Preliminary Work for Document Argument

Documented Argument: Preliminary Work

1.            Choose a topic.  You are looking for a focused, manageable topic that is of general interest to your audience.  Begin with topics that are familiar to you.  Consider the areas below and begin listing possible subjects.

a.            Discipline-based topics

1)            List issues debated in your discipline or field of study.

2)            Talk with professors in your discipline.

3)            Review magazines and journals related to your field.

4)            What career do you expect to enter or wish you could enter?

b.            Topics of general interest

1)            Assess topics used for your other essays.  Do any of them have potential for expansion through research?  Which have you enjoyed most?

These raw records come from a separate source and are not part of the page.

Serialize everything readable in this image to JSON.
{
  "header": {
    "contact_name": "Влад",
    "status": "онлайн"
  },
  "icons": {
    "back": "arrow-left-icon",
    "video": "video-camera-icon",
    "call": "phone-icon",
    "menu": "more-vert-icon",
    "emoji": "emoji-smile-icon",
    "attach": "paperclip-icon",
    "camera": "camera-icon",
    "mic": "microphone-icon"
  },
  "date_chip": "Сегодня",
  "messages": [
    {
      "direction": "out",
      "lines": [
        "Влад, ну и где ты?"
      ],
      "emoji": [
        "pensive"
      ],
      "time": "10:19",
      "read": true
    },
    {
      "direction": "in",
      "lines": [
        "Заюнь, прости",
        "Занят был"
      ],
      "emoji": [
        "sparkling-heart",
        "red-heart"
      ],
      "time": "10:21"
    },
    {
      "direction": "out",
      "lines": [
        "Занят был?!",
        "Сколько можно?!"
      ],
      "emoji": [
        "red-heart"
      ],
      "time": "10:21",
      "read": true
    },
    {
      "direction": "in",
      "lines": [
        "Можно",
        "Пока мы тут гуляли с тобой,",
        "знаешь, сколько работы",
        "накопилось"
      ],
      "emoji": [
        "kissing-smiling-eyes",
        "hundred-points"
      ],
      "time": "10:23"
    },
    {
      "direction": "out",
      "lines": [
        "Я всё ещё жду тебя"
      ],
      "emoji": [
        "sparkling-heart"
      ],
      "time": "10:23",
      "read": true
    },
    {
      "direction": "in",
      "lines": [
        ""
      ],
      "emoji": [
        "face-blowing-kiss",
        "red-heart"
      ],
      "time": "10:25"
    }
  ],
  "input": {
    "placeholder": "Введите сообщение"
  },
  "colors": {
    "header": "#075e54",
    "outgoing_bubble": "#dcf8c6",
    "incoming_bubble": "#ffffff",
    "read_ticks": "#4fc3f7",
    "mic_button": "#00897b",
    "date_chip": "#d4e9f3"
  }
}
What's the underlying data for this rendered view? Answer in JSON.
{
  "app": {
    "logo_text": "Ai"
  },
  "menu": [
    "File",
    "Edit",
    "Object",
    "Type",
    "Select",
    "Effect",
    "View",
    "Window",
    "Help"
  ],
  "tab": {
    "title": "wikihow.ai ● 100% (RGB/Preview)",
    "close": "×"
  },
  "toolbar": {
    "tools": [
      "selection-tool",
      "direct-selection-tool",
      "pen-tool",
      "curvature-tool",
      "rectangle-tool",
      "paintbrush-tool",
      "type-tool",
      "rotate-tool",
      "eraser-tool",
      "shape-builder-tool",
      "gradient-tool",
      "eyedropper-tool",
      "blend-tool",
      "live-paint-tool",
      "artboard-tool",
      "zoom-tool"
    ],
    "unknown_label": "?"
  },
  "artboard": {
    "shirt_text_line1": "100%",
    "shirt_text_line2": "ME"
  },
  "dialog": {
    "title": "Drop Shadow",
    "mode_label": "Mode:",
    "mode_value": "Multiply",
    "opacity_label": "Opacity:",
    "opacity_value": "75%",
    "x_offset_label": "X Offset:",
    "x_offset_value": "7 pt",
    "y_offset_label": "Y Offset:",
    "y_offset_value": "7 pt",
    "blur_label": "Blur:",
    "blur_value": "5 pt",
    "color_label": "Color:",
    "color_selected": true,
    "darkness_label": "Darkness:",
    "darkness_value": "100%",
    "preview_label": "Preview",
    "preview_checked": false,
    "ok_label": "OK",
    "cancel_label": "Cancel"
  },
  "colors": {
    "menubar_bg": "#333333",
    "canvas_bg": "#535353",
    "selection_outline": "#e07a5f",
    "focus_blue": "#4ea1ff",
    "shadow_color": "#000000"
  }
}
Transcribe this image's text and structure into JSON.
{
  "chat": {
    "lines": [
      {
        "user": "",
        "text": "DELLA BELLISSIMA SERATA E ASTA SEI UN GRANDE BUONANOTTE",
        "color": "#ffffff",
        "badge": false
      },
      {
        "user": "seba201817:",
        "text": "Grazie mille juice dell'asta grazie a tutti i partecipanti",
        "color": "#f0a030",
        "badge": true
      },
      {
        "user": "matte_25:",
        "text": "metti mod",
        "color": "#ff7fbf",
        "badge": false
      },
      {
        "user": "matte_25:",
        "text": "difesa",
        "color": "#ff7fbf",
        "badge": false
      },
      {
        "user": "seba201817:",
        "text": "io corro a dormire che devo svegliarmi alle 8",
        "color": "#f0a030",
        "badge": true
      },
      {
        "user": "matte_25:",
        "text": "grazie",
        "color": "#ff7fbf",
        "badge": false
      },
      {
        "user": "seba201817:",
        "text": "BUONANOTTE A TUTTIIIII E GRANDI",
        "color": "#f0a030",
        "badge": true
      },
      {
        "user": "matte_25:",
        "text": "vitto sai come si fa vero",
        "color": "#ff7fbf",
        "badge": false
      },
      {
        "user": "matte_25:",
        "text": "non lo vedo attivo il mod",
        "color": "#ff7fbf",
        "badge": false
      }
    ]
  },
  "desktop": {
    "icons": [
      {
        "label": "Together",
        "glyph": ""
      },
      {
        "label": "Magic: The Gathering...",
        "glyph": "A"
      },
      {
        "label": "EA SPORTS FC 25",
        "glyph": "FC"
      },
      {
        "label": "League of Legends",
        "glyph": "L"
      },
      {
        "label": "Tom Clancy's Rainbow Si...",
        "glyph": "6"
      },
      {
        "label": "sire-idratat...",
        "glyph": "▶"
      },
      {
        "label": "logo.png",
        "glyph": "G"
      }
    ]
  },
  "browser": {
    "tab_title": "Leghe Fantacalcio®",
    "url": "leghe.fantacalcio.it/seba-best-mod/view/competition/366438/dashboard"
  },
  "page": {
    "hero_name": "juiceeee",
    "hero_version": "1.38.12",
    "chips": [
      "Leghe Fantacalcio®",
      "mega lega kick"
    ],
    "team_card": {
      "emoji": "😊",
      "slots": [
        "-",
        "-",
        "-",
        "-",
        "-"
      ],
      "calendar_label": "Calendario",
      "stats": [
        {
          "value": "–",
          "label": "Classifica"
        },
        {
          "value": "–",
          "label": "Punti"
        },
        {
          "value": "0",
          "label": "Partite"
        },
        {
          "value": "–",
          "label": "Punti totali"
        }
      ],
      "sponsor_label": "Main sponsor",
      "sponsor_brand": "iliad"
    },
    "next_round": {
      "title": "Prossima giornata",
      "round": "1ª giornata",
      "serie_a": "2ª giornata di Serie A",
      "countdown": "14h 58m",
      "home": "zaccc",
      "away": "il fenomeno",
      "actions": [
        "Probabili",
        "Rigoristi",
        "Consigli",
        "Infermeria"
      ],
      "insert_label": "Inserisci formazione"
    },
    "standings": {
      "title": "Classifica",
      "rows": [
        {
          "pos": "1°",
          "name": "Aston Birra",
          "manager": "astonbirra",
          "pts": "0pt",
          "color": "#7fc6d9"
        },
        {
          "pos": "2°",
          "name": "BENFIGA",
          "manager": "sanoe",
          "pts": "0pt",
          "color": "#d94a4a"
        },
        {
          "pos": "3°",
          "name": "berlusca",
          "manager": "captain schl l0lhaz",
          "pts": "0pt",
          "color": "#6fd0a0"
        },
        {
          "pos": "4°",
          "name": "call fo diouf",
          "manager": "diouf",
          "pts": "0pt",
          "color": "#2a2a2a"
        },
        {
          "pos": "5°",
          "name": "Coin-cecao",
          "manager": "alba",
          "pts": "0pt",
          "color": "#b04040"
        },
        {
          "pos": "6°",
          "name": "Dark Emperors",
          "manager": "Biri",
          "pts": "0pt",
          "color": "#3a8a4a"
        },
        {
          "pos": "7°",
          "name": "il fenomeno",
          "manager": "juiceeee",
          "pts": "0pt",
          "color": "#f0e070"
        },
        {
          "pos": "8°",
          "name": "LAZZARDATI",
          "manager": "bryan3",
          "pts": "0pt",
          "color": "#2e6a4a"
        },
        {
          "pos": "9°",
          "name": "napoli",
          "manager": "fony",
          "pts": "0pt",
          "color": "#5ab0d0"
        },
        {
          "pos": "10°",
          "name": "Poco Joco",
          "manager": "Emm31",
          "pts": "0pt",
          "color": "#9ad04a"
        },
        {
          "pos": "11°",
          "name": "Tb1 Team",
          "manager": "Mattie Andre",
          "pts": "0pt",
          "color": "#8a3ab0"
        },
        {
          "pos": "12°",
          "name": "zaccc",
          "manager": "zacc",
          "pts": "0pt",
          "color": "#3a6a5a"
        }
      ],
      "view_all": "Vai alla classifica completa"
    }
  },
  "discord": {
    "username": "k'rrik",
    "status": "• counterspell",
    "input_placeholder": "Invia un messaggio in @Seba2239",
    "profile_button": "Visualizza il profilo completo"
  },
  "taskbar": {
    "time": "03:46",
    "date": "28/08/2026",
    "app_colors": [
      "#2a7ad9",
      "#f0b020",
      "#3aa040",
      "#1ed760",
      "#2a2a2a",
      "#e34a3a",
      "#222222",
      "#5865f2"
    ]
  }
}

2)            List places you have traveled.  Are there issues or controversies connected to those places?

3)            List jobs you have had.  Did you encounter a skill, an issue, or a problem that could be researched?

4)            What is the best book you have ever read?  What did you like about it?  What do you know or not know about its context or its issues?

5)            What hobbies do you have?  Is there a controversy related to that subject?

6)            If you had some extra money, to which charitable organization would you give it?

7)            What was the most significant news event of this last year?

8)            What was the most controversial issue on campus within the last year?

9)            What was the focus of the most controversial issue discussed most recently among your friends?

2.            Evaluate your topic:

a.            Does the topic contain a problem or controversy?

b.            Do you care about this subject?  What is your opinion on the controversy or issue involved?

c.            Do you know the topic well or can you research it adequately in the time that you have?

d.            Is there an audience that would be interested in this topic?

3.            Data

a.            Explore your preconceptions:

1)            What do you already know about your subject?  How would you describe it?  How does it compare with other subjects?

2)            What is your attitude toward your subject?  Do you consider it intriguing?

3)            What do you expect to discover about your subject?  Do you anticipate anything surprising, troubling, or amusing?

            b.            Plan your research strategy.

1)            Do a broad research review to establish general knowledge about the field (encyclopedias, reference books, reputable sites).

2)            Assess the information available and develop a preliminary bibliography (review databases).  If you can’t find enough information, change your topic.

3)            Formulate a tentative thesis; you may end up disproving your own thesis, but it provides an essential focus for your reading.

c.             Collect information and take careful notes.

d.            Assess your information and re-evaluate your thesis.

e.            Outline your basic argument without the aid of any notes.

1)            Review your notes for evidence and place them in your outline as support (a coding system is more helpful than a complete rewriting of every note).

2)            Assess your outline for balance, logic, coherence, and gaps in information.  Repeat any of the above steps to correct any weaknesses in your paper.

4.            Write and cite.

5.           Peer review (class review, Writing Center, etc.), revise, and polish.

Developed by Beth Martin Birky and the Goshen College English department.